You really have to put things in context, otherwise you get into the "think of the children" fallacy, where everything is worth the effort if it saves one life.

We die of three causes: cancer, heart problems and strokes. Well over 30% die of cancer. So this means some of those 200 will die of cancer before they die of something else (some of them will recover and live to die from heart attack later). This makes the new deaths a really tiny percentage, which means policy-wise it's hardly worth discussing.

I'm certainly not trying to imply any policy prescriptions. I'm strongly in favor of nuclear power. But if there's risk we should know what it is so it can be distributed/compensated for.

I'm not saying it's not worth the cost (or even trying to discuss things in those terms), but I'm not convinced this outcome is insignificant. If this article is right, many of these people will die N years sooner than they would have otherwise. How high does N have to be before it gets worth discussing?

The risk for the GE MkI was (is) well known, but physicist-socipath Seaborg chose to hand out the operating license:

http://news.ycombinator.com/item?id=4401744

It is pretty bad, but people have seriously argued that the evacuation itself killed more people: Japan (like any other highly populated First World country!) is stuffed full of old or sick people, and when you force them to evacuate quickly and be separated from all their stuff, their doctors and medical records, their local pharmacies, and subject them to a ton of stress in every respect - well, quite a few people are going to kick the bucket.
I think the evidence on that point is incontrovertible. On the other hand it would have been politically impossible to refuse to evacuate people in the area.
Over 15K people were killed in the quake and tsunami. On the scale of "badness", ~200 projected cases is not a scale tipper. Not to trivialize the additional projected cancer risks, just to put it in perspective.
what other industry gets to benchmark social license against this tsunami? What other unacceptable risks should be weighed up against 15,000 deaths "to put it in perspective"? On the scale of badness, how many deaths does an industry need to be responsible for until its "a scale tipper"? This is a very poor way of weighing up the very real ongoing risks and hazards presented by the nuclear power industry.
My main point in putting it "in perspective" was not to dismiss the statistically projected increase in cancer rates, but to show that if there is anything to panic about first in Japan, it is the systemic failures that may have lead to a higher death toll in the earthquake and tsunami, such as tsunami walls of insufficient height, and "safe zones" that were not safe enough for the surge height. The surge estimation, modeling, contingency and responsiveness "faults" for the general population were of the same kind that affected the unanticipated failure modes of the power plant.

The plant did not fail because "nuclear was bad", it failed because it wasn't designed to be hit by a tsunami of that magnitude; which if the same reason for many of the direct tsunami-related deaths. With that in mind, Japan needs to get better at tsunami planning and engineering, like they generally have with direct earthquake planning and engineering.

Now, as to comparing energy producing industries, the mortality metric would be deaths per kilowatt hour; in which nuclear fares extremely well compared to mainstays like coal, even if 200 additional cancer deaths out of a "normal" 4400 for the given population are added in.
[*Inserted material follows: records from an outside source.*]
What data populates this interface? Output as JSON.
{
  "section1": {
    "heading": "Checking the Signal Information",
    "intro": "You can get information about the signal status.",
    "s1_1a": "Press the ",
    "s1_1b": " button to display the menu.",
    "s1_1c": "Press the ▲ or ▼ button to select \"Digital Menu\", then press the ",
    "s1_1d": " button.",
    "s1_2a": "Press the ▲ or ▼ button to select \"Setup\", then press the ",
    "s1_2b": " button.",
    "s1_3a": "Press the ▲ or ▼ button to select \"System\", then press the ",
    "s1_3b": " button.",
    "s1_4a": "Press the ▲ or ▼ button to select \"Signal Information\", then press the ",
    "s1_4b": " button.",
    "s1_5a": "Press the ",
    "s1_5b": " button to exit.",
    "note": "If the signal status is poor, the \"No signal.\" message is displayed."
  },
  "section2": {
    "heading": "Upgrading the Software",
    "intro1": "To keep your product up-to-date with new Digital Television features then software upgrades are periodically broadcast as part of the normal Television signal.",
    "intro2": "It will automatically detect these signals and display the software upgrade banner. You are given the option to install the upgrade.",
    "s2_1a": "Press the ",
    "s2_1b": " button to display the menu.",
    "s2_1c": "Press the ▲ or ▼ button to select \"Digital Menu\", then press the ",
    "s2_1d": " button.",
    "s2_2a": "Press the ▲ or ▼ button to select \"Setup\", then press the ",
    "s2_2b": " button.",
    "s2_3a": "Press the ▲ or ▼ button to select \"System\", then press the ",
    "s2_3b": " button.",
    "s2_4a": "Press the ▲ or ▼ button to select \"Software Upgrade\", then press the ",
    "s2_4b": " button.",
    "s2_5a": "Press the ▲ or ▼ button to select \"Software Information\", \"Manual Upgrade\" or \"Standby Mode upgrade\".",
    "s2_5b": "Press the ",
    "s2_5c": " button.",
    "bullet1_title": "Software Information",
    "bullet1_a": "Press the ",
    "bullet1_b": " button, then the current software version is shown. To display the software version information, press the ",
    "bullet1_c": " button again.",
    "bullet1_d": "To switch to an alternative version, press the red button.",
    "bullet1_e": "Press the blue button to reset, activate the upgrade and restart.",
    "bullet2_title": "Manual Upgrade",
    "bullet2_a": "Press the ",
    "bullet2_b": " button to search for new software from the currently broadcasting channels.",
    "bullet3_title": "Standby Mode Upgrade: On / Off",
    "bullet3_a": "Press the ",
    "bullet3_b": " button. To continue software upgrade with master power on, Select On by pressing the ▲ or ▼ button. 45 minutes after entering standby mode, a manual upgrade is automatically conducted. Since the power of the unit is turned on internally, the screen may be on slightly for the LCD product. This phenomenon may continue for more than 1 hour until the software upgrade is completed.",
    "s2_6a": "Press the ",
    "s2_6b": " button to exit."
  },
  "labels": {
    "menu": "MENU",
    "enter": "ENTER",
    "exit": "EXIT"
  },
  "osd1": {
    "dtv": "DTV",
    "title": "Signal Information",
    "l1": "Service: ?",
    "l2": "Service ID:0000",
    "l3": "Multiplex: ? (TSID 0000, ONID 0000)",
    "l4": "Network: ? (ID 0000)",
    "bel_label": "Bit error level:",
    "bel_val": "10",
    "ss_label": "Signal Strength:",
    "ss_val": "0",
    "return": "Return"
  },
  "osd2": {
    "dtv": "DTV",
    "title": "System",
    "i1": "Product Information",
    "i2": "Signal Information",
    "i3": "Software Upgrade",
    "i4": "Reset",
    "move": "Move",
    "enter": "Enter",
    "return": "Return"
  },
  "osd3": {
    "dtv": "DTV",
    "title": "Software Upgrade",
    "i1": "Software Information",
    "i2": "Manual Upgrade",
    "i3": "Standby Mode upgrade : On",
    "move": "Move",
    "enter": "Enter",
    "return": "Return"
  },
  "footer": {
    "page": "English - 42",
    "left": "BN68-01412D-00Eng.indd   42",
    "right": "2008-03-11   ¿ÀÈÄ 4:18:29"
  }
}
Other industries would of course be considered on merit. I don't know if any so thoroughly under attack from people with a poor grasp of the topic (or supported by people with such a poor grasp of the topic...)

What other industries would it be relevant to benchmark like this?

Why is it a poor way of weighing up the hazards?

Every energy source kills people, even solar and wind kill people. This guy did a collection of statistics (I think they are each by a different body so they're not directly comparable but should still suffice for orders-of-magnitude.) http://nextbigfuture.com/2011/03/deaths-per-twh-by-energy-so...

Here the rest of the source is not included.